We had the opportunity to meet with the assistant supervisor of the World War II Sicily-Rome American Cemetery and Memorial who guided us in this beautifully manicured, Roman Umbrella pine-embraced, tranquil resting place of 7861 soldiers who sacrificed their lives for freedom (see images). I was moved when he noted the paucity of visitors compared to Normandy (where Ronnie and I were privileged to visit last summer). Rome was liberated on June 5th, 1944. That was overshadowed by D-Day, June 6th.
In the memorial, homage was also paid to those who battled in the Pacific theater. I was pleased to show my daughters where their other late grandfather, Horace Heymann, worked in the Navy construction battalion, building the tarmac on Tinian island (see image).

Both my father and father in-law were convinced they had defeated Naziism and fascism. According to Timothy Egan, each day we lose an average of 362 World War II veterans. As he stated so eloquently, “Before they die, before they disappear into the opaque mist of history, the last Americans to fight Nazi Germany have to face one more blast of something they thought they’d eliminated in the bloodiest war of all time.” (1).

Both fathers would be aghast at what transpired at Charlottesville. Our country is now engulfed in the debate of how best to handle the strife and symbols of the Civil War — and hate.
History should not be whitewashed, but confronted head on to take away any possible lessons for a better future. Even several descendants of Robert E. Lee, Stonewall Jackson, and Jefferson Davis agree with removing statues of their ancestors, suggesting that they be moved to museums or other venues, where their historical significance can be presented in the context of the 1860s. (2)

August 20th, 2017 marks the 70th anniversary of the Nuremberg Code, establishing a 10 point set of rules for conducting human experiments, following the verdict of 23 doctors and bureaucrats accused of war crimes against humanity involving lethal concentration camp experiments. (3)

Changes in medical education are occurring at breakneck speed, notably having lectures replaced by problem and team-based learning. (4) I am in favor of whatever makes young physicians become thoughtful, inquiring doctors. As technological advances outpace the capacity of any human mind to assimilate exponentially increasing data, a solid foundation is essential for clinicians to appreciate what they are doing and why. This should include historical perspectives.

While I laud the decisions to remove the eponyms from Granulomatosis with Polyangiitis (formerly Wegener’s granulomatosis) and Reactive Arthritis (previously Reiter’s syndrome), I am concerned that the Nazi party involvement of Friedrich Wegener and the atrocities of medical experimentation at Buchenwald, performed by Hans Reiter, will be forgotten by future medical students — unless they are reminded. How should that be done?

I believe that the best approach is the asterisk. When Roger Maris hit 61 home runs in 1961, surpassing Babe Ruth’s prior record of 60, the commissioner Ford Frick insisted on placing an asterisk after Maris’ name, noting that he accomplished his feat in 162 games, compared to 154 for Ruth. (It should also be remembered that Frick and Ruth were friends.

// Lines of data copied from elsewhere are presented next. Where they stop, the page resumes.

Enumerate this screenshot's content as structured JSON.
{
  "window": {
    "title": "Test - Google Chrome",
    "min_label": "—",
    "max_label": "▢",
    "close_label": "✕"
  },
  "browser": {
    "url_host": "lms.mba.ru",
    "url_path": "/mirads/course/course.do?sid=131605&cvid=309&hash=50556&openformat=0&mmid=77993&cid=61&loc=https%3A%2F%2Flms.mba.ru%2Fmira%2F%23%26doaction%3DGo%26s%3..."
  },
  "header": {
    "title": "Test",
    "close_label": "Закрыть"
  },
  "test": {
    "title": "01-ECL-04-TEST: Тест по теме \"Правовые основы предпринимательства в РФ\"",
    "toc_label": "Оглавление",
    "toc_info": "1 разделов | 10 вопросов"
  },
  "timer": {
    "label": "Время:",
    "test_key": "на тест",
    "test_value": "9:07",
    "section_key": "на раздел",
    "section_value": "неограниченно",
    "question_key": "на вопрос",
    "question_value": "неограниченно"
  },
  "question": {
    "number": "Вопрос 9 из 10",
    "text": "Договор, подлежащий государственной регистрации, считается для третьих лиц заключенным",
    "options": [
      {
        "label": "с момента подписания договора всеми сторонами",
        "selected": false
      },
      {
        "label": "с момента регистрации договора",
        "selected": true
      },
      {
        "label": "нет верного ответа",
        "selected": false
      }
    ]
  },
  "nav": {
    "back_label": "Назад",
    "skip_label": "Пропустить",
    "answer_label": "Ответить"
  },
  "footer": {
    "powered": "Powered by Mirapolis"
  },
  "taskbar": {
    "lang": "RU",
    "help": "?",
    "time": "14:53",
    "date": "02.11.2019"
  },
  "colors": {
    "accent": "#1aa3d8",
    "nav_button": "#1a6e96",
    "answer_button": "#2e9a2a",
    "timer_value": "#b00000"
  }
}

On another note, the current record is 73 home runs by Barry Bonds in 2001 — he probably deserves two asterisks for performance enhancing drugs).

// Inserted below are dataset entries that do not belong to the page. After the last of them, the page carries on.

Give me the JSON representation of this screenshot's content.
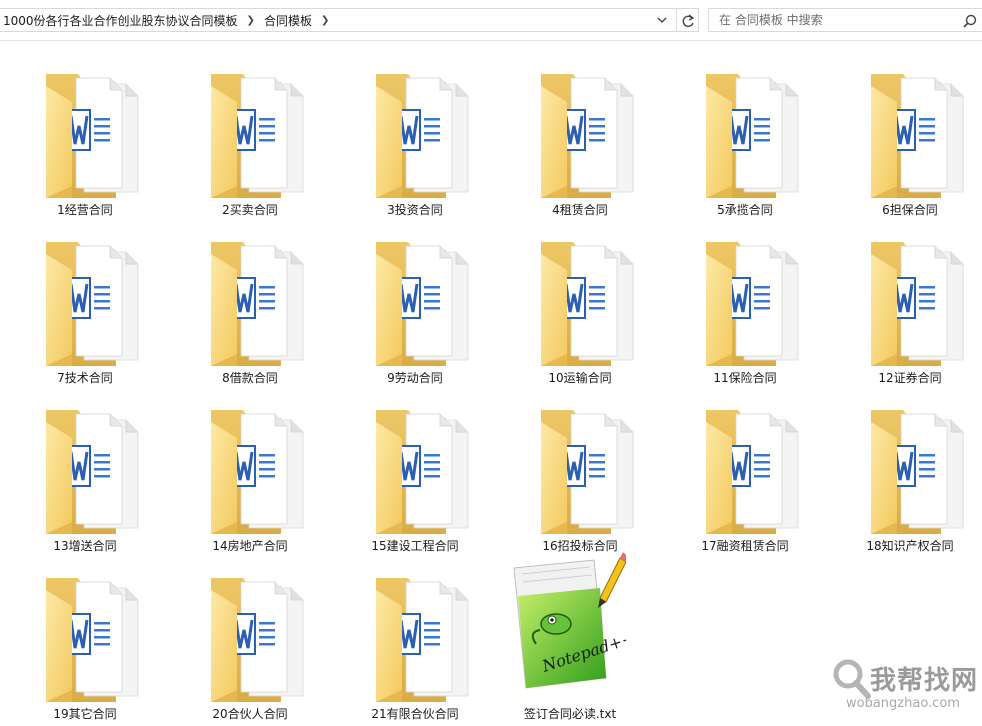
{
  "address": {
    "breadcrumbs": [
      "1000份各行各业合作创业股东协议合同模板",
      "合同模板"
    ]
  },
  "search": {
    "placeholder": "在 合同模板 中搜索"
  },
  "items": [
    {
      "name": "1经营合同"
    },
    {
      "name": "2买卖合同"
    },
    {
      "name": "3投资合同"
    },
    {
      "name": "4租赁合同"
    },
    {
      "name": "5承揽合同"
    },
    {
      "name": "6担保合同"
    },
    {
      "name": "7技术合同"
    },
    {
      "name": "8借款合同"
    },
    {
      "name": "9劳动合同"
    },
    {
      "name": "10运输合同"
    },
    {
      "name": "11保险合同"
    },
    {
      "name": "12证券合同"
    },
    {
      "name": "13增送合同"
    },
    {
      "name": "14房地产合同"
    },
    {
      "name": "15建设工程合同"
    },
    {
      "name": "16招投标合同"
    },
    {
      "name": "17融资租赁合同"
    },
    {
      "name": "18知识产权合同"
    },
    {
      "name": "19其它合同"
    },
    {
      "name": "20合伙人合同"
    },
    {
      "name": "21有限合伙合同"
    },
    {
      "name": "签订合同必读.txt"
    }
  ],
  "watermark": {
    "text": "我帮找网",
    "url": "wobangzhao.com"
  },
  "colors": {
    "folder_back": "#e9c46a",
    "folder_front": "#f8d775",
    "word_blue": "#2b5fb4"
  }
}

In conclusion, we cannot escape our past, but we must learn from it. As we as a country strive for the ideals set by our founding fathers, we as physicians must also maintain the highest ethical principles espoused by Hippocrates and Maimonides. One small step in this process would be to see the following: Granulomatosis with Polyangiitis* and Reactive Arthritis*.

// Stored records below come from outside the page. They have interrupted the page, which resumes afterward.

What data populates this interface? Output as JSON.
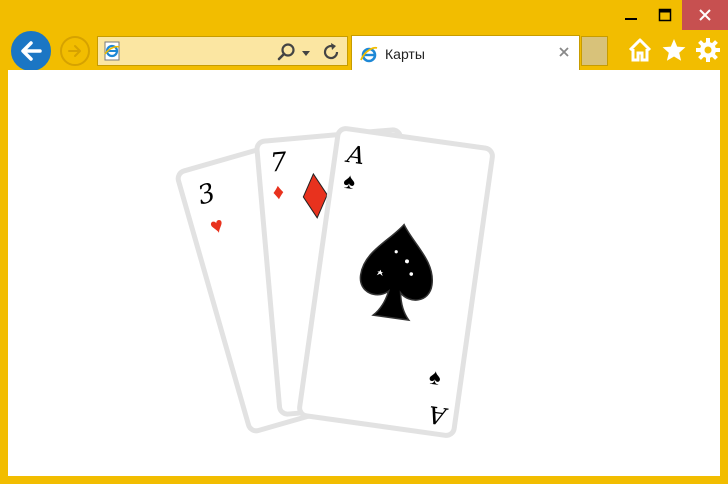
{
  "window": {
    "controls": {
      "minimize": "minimize",
      "maximize": "maximize",
      "close": "close"
    }
  },
  "nav": {
    "address_value": "",
    "address_placeholder": ""
  },
  "tab": {
    "title": "Карты"
  },
  "toolbar_icons": [
    "home-icon",
    "favorites-star-icon",
    "settings-gear-icon"
  ],
  "cards": [
    {
      "rank": "3",
      "suit": "hearts",
      "suit_symbol": "♥",
      "color": "#e8321e"
    },
    {
      "rank": "7",
      "suit": "diamonds",
      "suit_symbol": "♦",
      "color": "#e8321e"
    },
    {
      "rank": "A",
      "suit": "spades",
      "suit_symbol": "♠",
      "color": "#000000"
    }
  ],
  "colors": {
    "chrome": "#f2bd00",
    "back_button": "#1b76c4",
    "close_button": "#c75050"
  }
}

1. Egan, T. The Real American Heritage. New York Times August 18th, 2017.
2. Astor M, Fandos N. Confederate Leaders’ Descendants Say Statues Can Come Down. New York Times August 17th, 2017.
3. Moreno JD, et al. The Nuremberg code 70 years later. JAMA published online August 17th, 2017.
4. Schwartzstein RM, Roberts DH. Saying goodbye to lectures in medical school – paradigm shift or passing fad? N Engl J Med 2017; 377: 605-7.